O ser humano é confuso e nem mesmo a natureza consegue satisfazer os seus desejos, pois agora choravam e pediam por algo que os esfriasse. E a natureza já começa a entender o porque de não podermos coexistir. Do mais fundo dos oceanos, mesmo sem a lua a mostra, sobe toda a maré, mais alta que todo e qualquer tsunami que o mundo já viu, como uma gigantesca besta marítima, produzindo um som abafante que fez calar todos os choros por um instante. Silêncio.

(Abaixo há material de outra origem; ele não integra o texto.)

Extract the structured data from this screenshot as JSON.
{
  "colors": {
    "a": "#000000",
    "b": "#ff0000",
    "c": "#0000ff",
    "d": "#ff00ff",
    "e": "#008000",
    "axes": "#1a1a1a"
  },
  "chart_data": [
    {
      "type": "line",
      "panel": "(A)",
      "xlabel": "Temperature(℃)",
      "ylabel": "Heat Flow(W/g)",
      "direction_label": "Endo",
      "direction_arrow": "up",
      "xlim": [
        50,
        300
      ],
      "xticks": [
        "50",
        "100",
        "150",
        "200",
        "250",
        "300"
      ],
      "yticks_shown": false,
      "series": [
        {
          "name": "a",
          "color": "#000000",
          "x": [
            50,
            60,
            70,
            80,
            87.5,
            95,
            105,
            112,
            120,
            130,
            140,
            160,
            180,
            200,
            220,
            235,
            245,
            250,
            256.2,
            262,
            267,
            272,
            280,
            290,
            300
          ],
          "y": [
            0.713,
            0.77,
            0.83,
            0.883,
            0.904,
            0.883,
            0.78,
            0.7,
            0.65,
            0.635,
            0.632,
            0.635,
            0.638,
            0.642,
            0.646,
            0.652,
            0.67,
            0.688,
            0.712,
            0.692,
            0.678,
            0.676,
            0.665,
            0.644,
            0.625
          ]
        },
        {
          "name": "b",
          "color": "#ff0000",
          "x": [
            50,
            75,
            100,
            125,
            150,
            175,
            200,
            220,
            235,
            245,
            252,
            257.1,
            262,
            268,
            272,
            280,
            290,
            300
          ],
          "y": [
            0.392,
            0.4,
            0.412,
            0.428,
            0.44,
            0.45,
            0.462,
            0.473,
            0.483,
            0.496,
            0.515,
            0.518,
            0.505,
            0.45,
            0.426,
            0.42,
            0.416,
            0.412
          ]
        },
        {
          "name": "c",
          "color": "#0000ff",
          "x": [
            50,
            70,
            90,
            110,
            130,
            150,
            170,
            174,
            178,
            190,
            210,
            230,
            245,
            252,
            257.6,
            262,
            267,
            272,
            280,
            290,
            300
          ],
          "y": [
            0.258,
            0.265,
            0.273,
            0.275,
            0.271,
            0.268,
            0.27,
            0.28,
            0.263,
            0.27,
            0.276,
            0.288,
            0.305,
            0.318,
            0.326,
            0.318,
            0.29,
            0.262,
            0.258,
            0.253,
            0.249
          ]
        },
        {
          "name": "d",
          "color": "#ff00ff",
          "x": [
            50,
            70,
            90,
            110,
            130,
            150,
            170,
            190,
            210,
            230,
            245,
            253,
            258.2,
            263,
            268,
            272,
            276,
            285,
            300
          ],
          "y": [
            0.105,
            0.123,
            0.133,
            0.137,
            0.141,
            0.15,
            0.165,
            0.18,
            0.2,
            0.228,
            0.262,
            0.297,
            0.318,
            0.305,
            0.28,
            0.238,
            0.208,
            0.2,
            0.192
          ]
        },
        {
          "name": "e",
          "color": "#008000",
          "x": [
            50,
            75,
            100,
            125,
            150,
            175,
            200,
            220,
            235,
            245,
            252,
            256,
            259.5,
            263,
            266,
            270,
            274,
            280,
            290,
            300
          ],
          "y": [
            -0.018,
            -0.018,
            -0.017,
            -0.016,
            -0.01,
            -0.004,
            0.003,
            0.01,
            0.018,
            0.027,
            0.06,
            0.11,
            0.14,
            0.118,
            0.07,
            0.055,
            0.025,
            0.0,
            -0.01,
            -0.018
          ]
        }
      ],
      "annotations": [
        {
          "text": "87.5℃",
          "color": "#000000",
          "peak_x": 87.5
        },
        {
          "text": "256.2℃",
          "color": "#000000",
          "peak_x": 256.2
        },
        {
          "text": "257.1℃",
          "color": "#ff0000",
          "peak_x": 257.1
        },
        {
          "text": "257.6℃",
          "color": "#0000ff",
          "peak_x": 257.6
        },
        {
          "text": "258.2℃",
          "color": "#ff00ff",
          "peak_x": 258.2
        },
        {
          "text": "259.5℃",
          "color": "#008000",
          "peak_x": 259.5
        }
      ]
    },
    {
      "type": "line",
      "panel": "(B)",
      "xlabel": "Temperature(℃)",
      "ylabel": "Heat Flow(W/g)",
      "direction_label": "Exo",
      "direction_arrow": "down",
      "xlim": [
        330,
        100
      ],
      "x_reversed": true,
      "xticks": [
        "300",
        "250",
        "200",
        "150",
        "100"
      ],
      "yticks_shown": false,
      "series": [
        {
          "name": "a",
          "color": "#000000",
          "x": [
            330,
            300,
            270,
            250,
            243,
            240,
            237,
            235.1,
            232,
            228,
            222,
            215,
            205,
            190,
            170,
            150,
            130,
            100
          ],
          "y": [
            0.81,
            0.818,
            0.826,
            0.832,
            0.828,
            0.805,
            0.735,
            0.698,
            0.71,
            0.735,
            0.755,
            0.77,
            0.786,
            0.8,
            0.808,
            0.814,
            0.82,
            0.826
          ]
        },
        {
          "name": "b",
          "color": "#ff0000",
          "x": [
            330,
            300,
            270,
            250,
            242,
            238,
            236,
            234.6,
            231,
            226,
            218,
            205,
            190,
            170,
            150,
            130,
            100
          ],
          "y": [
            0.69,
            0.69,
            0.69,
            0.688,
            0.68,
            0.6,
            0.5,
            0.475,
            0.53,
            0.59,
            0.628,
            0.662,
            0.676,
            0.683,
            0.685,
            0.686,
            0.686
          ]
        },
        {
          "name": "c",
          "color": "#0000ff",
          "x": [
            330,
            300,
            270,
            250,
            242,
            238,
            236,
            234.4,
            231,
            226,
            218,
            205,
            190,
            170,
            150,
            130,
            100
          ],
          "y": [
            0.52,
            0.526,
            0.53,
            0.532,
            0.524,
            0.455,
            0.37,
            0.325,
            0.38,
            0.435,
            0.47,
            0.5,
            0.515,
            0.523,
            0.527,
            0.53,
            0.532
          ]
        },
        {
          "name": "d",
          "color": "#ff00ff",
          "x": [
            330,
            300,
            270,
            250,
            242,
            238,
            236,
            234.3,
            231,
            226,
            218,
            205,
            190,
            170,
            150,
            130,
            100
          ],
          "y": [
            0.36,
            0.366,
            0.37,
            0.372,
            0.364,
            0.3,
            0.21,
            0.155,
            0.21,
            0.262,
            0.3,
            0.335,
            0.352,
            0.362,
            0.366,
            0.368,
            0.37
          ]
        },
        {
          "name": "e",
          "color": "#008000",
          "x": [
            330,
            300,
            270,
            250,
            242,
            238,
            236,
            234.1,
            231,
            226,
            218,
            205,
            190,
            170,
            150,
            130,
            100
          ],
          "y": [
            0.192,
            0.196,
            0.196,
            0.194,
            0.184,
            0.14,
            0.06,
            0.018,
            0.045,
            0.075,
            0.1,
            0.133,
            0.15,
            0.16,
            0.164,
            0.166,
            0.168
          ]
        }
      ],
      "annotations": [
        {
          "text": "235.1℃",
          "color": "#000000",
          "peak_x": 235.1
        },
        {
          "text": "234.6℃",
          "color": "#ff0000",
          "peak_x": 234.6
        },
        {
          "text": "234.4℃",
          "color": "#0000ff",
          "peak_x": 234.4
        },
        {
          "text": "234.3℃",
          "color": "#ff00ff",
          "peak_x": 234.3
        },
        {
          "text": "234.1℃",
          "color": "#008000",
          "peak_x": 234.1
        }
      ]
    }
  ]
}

E a água limpa o chão, como uma mãe limpa seu filho lhe dando um banho com tanto afinco, não lhe deixando rastro algum de sujeira. Afinal a mãe natureza apenas estava tratando com cuidado os últimos minutos da cria que não mais lhe reconhecia como uma mãe e por tratar a sua cria traidora com carinho, sabia ela que seria repreendida ao fim de tudo pelo grande pai que não mais aceitava os desaforos dos seres imperfeitos que criou.
Do grande pai Céu vem o sinal de que tudo chegou ao fim. O céu que era escuridão em nuvens negras agora era tão claro como o dia, mesmo estando noite, lança sobre a terra as suas brilhantes lágrimas que ardiam em chamas ao tocar na face da terra. Não eram lágrimas moles e liquidas, mas lágrimas duras de um pai que sofre com a decepção que seus filhos lhes trouxeram. E no fim nem mesmo a própria terra aguentou o peso que as lágrimas traziam e se desfez como um coração de vidro quebrado em mil pedaços que nem mesmo com a mais poderosa cola, voltaria a se juntar.
A reação que um coração quebrado traz para um corpo é mais profunda que uma ferida feita por uma arma e assim todo o corpo universal, como a mente de alguém que amou com todas as suas forças alguém que o traiu no fim de tudo, se abalou completamente trazendo enfim o fim de tudo.
"Espero que tenham gostado deste conto que resolvi criar, em especial para o suposto fim do mundo dia 21/12/12."